Le nœud gordien est la nature réelle du pouvoir : l’Exécutif et le militaire primant sur le législatif et le judiciaire. La séparation des pouvoirs est de facto vidée de son sens constitutionnel. Un exemple : en 2002, durant les événements du printemps noir de Kabylie, la défense a présenté des demandes de liberté provisoire pour les délégués en détention. Les réponses des magistrats instructeurs furent unanimes : rejet. Avec le dialogue politique entre les archs et la Présidence, les détenus furent remis en liberté à la demande des procureurs instruits par la chancellerie.

Ce sont ces enchevêtrements occultes qui malmènent l’indépendance de la justice et la défense des droits humains. Conscients d’une telle réalité et en voulant jouer le jeu de la procédure judiciaire, tout en connaissant les véritables centres de décision qui sont extra-procédure et structures légales compétentes (DRS notamment), ne cautionnons-nous pas de telles fractures ? En tant que défenseurs des droits humains, voix critiques et discordantes, ne sommes-nous pas là à crédibiliser un discours officiel qui se gargarise de l’existence d’une opposition (partis politiques, associations, journaux, Parlement pluraliste) alors que nous sommes convaincus que cette diversité est un revêtement de façade pour la consommation diplomatique ? Pour un meilleur exercice des droits, il faut une transformation radicale du système.

Les mentalités doivent aussi évoluer, faisant du magistrat maître de sa procédure, et de l’avocat, fort de ses convictions et de ses actions, un partenaire incontournable de la justice.



En Tunisie, la mort par immolation d’un jeune homme a provoqué une révolution.
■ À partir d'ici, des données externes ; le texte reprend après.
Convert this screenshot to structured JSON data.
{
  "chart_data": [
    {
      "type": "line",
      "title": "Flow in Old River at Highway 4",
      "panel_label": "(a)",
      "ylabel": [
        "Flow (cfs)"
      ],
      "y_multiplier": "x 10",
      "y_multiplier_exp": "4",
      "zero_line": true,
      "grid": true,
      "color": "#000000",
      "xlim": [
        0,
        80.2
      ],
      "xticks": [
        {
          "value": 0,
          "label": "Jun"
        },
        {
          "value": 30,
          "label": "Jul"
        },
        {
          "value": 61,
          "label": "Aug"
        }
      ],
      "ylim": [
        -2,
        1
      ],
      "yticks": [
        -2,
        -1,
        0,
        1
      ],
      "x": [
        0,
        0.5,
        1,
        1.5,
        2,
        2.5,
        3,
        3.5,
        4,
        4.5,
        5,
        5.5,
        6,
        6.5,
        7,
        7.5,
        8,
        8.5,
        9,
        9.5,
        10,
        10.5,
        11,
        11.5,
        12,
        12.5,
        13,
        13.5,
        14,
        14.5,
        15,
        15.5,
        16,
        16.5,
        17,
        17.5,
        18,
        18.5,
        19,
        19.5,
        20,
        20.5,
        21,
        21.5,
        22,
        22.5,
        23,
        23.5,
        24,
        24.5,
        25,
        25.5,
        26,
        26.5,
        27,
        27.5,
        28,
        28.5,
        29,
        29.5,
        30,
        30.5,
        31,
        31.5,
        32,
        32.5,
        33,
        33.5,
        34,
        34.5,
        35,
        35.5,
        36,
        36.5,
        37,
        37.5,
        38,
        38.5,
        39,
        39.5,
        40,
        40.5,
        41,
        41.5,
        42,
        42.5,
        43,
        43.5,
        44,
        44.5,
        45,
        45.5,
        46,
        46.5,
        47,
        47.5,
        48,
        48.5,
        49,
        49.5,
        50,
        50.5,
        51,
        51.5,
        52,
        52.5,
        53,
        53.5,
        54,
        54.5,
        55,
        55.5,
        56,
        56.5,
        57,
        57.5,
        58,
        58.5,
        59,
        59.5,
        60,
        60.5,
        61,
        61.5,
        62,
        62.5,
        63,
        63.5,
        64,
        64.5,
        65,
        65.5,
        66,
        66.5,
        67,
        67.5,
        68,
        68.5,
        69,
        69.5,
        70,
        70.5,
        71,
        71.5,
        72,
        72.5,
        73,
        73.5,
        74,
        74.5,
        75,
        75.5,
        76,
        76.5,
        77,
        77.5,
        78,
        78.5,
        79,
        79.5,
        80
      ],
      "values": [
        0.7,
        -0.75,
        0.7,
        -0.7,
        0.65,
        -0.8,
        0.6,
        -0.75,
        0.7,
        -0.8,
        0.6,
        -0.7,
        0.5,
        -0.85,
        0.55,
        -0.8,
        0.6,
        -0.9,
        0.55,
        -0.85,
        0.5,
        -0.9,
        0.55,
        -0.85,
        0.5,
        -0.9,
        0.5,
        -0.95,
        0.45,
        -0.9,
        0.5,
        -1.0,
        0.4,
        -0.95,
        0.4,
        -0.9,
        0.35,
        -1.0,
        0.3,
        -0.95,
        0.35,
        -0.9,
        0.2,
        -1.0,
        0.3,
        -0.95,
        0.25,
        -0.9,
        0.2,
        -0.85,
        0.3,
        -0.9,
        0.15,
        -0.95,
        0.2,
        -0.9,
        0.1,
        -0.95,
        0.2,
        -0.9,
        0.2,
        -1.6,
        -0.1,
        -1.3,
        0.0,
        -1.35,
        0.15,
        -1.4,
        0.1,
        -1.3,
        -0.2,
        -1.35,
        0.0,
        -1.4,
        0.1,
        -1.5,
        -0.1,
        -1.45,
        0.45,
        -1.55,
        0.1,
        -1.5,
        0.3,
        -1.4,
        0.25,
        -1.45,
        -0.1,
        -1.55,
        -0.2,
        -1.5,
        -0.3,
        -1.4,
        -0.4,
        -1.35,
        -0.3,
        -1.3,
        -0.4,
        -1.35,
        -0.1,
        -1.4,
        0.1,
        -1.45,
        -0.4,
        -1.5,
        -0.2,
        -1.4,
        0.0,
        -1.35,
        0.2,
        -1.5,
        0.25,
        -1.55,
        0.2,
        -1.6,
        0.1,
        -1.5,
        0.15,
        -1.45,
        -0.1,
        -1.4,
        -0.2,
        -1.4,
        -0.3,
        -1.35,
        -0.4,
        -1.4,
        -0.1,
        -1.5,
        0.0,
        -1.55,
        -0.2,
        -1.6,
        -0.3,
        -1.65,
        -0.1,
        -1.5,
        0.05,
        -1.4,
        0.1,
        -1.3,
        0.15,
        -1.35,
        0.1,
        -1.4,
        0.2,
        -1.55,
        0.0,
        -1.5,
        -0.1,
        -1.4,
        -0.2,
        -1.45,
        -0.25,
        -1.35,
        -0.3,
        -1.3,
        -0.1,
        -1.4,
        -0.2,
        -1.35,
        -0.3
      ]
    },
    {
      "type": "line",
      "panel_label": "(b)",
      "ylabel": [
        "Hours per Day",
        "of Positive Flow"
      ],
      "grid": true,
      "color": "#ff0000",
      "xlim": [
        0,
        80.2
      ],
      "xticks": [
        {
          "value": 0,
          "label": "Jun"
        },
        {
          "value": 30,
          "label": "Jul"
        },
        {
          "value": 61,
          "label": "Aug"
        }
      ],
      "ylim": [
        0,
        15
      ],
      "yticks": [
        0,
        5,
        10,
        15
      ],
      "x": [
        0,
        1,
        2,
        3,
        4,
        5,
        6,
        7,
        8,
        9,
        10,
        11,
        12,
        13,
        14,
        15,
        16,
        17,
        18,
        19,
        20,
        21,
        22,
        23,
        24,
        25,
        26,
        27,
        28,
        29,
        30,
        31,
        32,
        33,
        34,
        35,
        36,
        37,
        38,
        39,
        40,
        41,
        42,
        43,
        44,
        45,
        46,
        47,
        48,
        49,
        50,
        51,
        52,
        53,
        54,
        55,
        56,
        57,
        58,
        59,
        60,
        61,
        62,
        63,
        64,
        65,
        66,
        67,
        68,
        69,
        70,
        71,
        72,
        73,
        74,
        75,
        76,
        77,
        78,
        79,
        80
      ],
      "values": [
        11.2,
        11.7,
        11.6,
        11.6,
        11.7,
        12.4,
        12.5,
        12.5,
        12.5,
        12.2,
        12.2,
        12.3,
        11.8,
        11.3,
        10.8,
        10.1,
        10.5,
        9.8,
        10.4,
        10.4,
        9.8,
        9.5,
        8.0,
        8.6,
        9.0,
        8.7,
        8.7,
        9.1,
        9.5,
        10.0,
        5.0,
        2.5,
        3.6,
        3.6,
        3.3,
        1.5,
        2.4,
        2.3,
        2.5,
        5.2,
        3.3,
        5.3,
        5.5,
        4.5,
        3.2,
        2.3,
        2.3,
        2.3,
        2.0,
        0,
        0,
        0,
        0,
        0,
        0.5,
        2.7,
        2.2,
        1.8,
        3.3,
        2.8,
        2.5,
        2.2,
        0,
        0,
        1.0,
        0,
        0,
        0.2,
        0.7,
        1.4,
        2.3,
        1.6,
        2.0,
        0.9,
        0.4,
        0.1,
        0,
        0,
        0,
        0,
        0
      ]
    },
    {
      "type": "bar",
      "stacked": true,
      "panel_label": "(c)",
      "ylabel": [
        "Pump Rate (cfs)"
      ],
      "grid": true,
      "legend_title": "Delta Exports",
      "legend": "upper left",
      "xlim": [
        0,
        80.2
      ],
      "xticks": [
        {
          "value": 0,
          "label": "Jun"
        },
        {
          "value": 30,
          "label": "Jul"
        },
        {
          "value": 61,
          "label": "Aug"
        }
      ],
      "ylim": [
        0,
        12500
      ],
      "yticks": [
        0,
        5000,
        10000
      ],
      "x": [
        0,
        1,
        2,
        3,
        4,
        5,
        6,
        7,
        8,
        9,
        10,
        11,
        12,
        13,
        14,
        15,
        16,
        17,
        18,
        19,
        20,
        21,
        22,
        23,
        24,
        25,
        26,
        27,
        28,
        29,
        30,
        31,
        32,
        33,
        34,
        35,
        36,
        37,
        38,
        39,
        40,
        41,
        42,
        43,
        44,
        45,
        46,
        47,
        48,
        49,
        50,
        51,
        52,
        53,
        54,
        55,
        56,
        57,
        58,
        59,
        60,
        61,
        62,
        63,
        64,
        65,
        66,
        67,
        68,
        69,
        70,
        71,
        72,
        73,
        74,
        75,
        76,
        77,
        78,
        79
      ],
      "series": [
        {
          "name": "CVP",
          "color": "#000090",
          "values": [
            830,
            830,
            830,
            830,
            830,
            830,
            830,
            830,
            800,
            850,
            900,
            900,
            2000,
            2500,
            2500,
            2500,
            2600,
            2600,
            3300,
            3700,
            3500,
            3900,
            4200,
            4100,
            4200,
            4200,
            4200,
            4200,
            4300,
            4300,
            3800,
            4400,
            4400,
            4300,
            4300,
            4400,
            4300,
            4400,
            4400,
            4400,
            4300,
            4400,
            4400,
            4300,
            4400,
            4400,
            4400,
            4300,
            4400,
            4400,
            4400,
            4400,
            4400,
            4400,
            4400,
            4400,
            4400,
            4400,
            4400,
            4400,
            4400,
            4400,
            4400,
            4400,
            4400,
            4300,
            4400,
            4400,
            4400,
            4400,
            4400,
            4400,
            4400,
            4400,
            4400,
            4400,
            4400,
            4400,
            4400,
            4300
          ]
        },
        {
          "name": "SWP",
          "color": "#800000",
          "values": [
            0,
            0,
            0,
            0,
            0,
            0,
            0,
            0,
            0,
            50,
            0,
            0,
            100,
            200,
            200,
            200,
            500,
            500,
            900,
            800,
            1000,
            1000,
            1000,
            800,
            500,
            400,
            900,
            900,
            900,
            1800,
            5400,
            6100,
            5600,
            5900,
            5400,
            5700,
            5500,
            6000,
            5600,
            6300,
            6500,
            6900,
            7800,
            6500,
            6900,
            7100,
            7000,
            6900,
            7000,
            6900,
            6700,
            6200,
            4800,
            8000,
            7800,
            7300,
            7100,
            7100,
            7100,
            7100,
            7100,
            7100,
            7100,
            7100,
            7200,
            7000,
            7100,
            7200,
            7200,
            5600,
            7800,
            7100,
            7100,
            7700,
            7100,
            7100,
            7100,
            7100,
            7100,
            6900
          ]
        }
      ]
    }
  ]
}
En Algérie, des cas similaires se sont produits, mais on n’a pas connu de réaction à la tunisienne. Pourquoi, selon vous ?

Pour avoir travaillé sur le cas des violations des droits humains en Tunisie, je puis dire que la révolution du Jasmin n’était point prévisible en sa forme actuelle. Les amis militants des droits humains tunisiens (avocats, journalistes, syndicalistes) n’étaient pas légion, contrairement à ce que pensent ceux qui découvrent la dictature. Ces opposants étaient démunis face à la répression de la police politique. Des geôles de Ben Ali, pour lutter contre l’oubli, ils recouraient à des actions extrêmes comme les grèves de la faim de Hammami, Benbrik, Abbou. Immenses étaient leur insoutenable détresse et leur solitude. Les Tunisiens étaient loin des revendications de cette élite pour plusieurs raisons : la violence de la répression de la police politique, le musellement des voix discordantes, les lois antiterrorisme couvrant des actions liberticides, etc.

En Algérie, pour toute compréhension, on doit prendre en considération une donne vitale : le terrorisme islamiste, en harmonie avec la répression du pouvoir, a ciblé l’élite «laïco-assimilationniste». «La valise ou le cercueil» nous a saignés.
Cette double politique de la terreur est entretenue, surtout depuis 1999, pour annihiler notre résistance. Si notre mobilisation connaît un repli temporaire, c’est surtout à cause de cette violence islamiste et policière. Le vent de la contestation actuelle peut être révolutionnaire s’il engage un processus de rupture totale avec ce système et débouche sur l’instauration d’un Etat de droit, avec des institutions régionalisées et respectueuses de la diversité culturelle et des libertés individuelles et collectives, répartissant équitablement ses richesses et permettant à toutes les forces vives d’œuvrer pour un projet d’avenir.